You're right, nonlinear systems in this context means 'time-independent systems of equations.' ODESystems can have linear or nonlinear differential equations. The 'nonlinear' here is to distinguish from linear systems of time independent equations' (ie, linear algebra). The error is happening b/c you are supplying too many arguments to the constructor.

Have a look at the tutorial for NonlinearSystems for an example.
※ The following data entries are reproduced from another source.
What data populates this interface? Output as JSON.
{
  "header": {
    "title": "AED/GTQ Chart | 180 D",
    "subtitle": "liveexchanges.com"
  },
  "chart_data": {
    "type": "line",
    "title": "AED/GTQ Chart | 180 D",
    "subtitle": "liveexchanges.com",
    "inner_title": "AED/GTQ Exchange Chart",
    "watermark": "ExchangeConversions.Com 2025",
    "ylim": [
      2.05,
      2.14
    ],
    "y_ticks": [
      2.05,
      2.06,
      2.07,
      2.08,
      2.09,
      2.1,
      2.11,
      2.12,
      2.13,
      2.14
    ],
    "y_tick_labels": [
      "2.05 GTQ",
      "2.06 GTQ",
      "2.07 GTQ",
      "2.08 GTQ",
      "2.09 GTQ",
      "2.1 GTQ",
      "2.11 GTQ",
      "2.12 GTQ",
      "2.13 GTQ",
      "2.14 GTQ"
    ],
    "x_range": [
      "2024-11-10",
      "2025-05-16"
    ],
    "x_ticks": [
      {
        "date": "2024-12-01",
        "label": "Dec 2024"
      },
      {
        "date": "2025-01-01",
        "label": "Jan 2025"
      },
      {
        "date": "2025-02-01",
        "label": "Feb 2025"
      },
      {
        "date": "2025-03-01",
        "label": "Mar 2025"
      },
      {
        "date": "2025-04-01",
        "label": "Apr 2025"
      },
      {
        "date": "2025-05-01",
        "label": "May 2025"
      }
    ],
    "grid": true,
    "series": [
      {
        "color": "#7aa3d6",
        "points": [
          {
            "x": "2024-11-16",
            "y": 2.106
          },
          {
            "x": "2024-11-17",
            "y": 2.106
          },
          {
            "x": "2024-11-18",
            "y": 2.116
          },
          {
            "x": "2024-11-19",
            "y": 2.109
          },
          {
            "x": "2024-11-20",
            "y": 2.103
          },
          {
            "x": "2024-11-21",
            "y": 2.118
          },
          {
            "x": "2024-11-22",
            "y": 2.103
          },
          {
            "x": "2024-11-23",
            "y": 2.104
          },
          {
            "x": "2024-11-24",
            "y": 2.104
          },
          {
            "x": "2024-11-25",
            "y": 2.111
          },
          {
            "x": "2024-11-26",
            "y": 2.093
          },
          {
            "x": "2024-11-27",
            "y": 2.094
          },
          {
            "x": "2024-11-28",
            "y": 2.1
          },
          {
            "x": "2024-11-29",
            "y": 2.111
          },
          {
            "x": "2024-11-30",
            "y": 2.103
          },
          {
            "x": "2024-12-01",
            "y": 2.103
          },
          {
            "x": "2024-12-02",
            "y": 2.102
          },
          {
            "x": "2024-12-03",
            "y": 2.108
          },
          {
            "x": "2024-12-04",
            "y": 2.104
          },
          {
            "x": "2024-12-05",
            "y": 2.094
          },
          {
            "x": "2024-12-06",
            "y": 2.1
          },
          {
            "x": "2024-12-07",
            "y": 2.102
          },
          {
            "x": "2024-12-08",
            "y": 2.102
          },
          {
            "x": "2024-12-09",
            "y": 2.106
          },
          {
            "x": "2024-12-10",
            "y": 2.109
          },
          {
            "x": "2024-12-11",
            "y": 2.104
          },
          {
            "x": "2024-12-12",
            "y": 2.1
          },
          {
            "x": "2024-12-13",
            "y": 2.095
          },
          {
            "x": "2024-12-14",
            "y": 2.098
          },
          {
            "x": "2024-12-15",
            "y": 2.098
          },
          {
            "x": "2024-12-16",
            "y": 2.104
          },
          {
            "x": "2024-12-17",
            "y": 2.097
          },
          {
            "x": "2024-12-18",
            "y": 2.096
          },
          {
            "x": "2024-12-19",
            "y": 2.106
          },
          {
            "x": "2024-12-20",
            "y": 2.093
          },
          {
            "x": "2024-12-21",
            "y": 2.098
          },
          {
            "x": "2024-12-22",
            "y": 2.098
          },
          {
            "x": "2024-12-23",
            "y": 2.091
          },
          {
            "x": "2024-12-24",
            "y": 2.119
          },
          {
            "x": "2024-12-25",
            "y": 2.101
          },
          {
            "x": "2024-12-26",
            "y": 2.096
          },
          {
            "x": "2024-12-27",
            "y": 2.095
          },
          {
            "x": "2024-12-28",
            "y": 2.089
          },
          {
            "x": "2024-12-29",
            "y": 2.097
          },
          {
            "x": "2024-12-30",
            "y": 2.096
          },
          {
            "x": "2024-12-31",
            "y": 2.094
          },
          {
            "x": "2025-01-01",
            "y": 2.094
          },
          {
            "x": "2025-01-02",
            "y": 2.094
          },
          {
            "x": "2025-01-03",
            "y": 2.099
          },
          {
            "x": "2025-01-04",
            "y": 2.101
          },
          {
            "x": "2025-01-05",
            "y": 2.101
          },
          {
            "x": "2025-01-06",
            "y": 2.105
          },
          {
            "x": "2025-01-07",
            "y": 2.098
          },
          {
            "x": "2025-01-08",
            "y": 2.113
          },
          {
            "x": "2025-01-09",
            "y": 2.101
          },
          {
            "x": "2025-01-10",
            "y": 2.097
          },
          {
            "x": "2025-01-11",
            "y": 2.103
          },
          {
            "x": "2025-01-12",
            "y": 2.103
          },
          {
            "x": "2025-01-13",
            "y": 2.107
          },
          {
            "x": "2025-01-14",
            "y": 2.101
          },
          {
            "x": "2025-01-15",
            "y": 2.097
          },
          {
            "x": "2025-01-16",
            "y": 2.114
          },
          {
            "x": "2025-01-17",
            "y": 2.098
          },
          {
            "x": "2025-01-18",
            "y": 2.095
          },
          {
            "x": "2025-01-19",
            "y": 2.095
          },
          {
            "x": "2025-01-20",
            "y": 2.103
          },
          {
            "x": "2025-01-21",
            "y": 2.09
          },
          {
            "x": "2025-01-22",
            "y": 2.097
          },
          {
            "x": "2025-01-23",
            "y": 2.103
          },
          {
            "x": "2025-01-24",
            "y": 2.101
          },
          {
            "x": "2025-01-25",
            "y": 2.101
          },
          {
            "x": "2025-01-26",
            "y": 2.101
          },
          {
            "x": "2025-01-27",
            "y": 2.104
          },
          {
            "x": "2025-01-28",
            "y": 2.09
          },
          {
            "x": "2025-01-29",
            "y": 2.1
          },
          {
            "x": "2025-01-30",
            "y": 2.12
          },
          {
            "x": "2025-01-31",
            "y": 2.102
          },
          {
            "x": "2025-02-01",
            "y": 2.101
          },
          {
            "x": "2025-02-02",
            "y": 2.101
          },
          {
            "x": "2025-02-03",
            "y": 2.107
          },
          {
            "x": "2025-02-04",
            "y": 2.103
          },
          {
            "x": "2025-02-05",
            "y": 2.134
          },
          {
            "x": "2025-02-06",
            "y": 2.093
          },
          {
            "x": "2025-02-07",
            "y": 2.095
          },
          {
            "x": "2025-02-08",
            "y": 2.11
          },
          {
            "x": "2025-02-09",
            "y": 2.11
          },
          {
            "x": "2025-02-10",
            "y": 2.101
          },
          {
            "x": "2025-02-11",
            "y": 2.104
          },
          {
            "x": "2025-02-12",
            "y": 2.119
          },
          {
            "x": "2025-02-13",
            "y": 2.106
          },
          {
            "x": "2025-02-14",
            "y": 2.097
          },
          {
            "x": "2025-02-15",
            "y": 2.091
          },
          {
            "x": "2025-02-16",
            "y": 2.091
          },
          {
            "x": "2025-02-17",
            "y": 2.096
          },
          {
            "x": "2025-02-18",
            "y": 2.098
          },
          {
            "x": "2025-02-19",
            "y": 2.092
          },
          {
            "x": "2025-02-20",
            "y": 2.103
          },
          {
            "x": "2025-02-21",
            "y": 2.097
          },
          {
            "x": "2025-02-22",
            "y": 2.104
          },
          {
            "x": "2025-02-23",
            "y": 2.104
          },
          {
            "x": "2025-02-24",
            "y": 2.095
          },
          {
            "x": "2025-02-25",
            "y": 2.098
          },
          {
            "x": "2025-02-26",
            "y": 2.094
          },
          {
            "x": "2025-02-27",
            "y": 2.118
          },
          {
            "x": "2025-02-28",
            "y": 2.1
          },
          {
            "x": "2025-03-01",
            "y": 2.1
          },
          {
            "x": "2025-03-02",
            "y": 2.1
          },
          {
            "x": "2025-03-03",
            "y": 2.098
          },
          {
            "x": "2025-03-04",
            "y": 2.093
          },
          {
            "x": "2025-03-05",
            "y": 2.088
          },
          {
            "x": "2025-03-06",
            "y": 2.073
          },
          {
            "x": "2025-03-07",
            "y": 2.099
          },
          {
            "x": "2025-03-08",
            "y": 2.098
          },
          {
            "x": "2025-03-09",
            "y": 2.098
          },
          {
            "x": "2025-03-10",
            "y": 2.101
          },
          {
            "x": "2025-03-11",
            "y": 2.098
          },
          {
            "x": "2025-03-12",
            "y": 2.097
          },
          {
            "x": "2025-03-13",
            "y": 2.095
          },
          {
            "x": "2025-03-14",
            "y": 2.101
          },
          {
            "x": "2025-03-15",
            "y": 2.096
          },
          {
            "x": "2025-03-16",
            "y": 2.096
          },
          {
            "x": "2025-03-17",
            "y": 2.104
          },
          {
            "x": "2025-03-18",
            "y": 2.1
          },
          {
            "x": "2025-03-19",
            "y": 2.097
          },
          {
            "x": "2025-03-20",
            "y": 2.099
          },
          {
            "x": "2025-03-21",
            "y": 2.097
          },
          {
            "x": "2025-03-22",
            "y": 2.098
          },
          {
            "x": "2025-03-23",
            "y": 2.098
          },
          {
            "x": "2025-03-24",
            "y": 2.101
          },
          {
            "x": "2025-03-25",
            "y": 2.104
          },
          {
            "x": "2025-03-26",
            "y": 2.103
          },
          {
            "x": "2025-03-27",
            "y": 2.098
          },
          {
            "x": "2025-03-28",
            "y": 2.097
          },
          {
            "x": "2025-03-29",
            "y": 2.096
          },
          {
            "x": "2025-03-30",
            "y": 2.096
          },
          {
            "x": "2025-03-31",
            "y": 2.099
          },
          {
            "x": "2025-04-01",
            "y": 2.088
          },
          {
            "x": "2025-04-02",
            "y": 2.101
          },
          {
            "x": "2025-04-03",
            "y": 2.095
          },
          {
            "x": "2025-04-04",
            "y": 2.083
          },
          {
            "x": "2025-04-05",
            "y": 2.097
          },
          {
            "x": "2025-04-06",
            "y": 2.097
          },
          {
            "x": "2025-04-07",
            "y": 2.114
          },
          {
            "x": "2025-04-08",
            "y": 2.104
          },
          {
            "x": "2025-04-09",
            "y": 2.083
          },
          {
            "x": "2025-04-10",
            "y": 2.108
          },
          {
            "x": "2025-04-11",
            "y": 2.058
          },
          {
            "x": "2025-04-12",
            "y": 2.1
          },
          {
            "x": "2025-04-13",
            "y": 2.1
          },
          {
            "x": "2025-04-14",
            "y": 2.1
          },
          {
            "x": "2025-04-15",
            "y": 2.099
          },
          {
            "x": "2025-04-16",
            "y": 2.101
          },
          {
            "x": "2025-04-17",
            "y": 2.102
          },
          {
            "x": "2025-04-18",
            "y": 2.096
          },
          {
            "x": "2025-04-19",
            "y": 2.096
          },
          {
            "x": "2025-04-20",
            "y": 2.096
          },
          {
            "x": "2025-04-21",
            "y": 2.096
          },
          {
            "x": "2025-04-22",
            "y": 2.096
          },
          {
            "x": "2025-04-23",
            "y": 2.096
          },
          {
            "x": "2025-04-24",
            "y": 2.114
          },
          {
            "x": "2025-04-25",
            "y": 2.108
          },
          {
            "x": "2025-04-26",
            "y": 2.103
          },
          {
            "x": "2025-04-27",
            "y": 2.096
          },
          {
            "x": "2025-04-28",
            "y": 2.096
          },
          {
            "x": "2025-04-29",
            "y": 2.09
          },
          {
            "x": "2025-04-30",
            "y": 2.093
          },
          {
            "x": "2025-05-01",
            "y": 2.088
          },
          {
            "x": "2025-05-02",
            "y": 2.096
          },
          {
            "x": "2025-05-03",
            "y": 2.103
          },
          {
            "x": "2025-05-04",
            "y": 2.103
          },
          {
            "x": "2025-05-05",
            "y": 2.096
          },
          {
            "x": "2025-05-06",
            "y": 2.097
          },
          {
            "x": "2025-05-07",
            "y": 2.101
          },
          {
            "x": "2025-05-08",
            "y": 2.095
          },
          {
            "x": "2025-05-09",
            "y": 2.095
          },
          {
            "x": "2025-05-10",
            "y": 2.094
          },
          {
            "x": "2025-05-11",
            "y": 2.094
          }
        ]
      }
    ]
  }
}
Right, thanks for clarifying! I went with what I had above after reading Yingbos comment here: https://github.com/SciML/ModelingToolkit.jl/issues/969

Next try, change it to an ODESystem (However, it has only one linear (algebraic) equation, no differential terms. Which makes it a DAE with the set of differential equations = ∅):

using ModelingToolkit
using DiffEqBase
using DifferentialEquations

function Model(tspan = (0.0, 1.0))
    pars = ModelingToolkit.@parameters(begin
        (a, t)
    end)
    vars = ModelingToolkit.@variables(begin 
        (x(t),)
    end)
    eqs = [begin
        0 ~ -x + t + 1
    end]
    nonLinearSystem =
        ModelingToolkit.ODESystem(eqs, t, vars, pars, name = :($(Symbol("Model"))))
    pars = Dict(begin
        a => float(begin
            1.0
        end)
    end, t => tspan[1])
    initialValues = [begin
        x => begin
            1.0
        end
    end]
    problem = ModelingToolkit.ODEProblem(nonLinearSystem, initialValues, tspan, pars)
    return problem
end
problem = Model()
function Simulate(tspan = (0.0, 1.0))
    solve(problem, tspan = tspan)
end
t: 9-element Vector{Float64}:
  0.0
  1.0e-6
  1.1e-5
  0.00011099999999999999
  0.0011109999999999998
  0.011110999999999996
  0.11111099999999996
  1.1111109999999995
 10.0
u: 9-element Vector{Vector{Float64}}:
 [1.0]
 [1.0]
 [1.0]
 [1.0]
 [1.0]
 [1.0]
 [1.0]
 [1.0]
 [1.0]

This does not behave as I would expect, for instance in Modelica the corresponding model is written as:

model StraightLine
  Real x;
equation 
  0 = -x + time + 1;
end StraightLine;
lamorton commented 3 years ago

The mistaken output here is because you are putting t in the vector of parameters and supplying an initial value for t. When you do that, it freezes time. This is #1063, which is now fixed. Try updating ModelingToolkit to the latest version, you should get an error message at this line:

ModelingToolkit.ODESystem(eqs, t, vars, pars, name = :($(Symbol("Model"))))

Your fix is to do:

    pars = @parameters((a,))
   @parameters t

so that you don't count time as a parameter.

YingboMa commented 3 years ago

Could you file a PR to document this if it's not documented already?

lamorton commented 3 years ago

I think we can close this now that #1091, #1079, and #1064 are merged.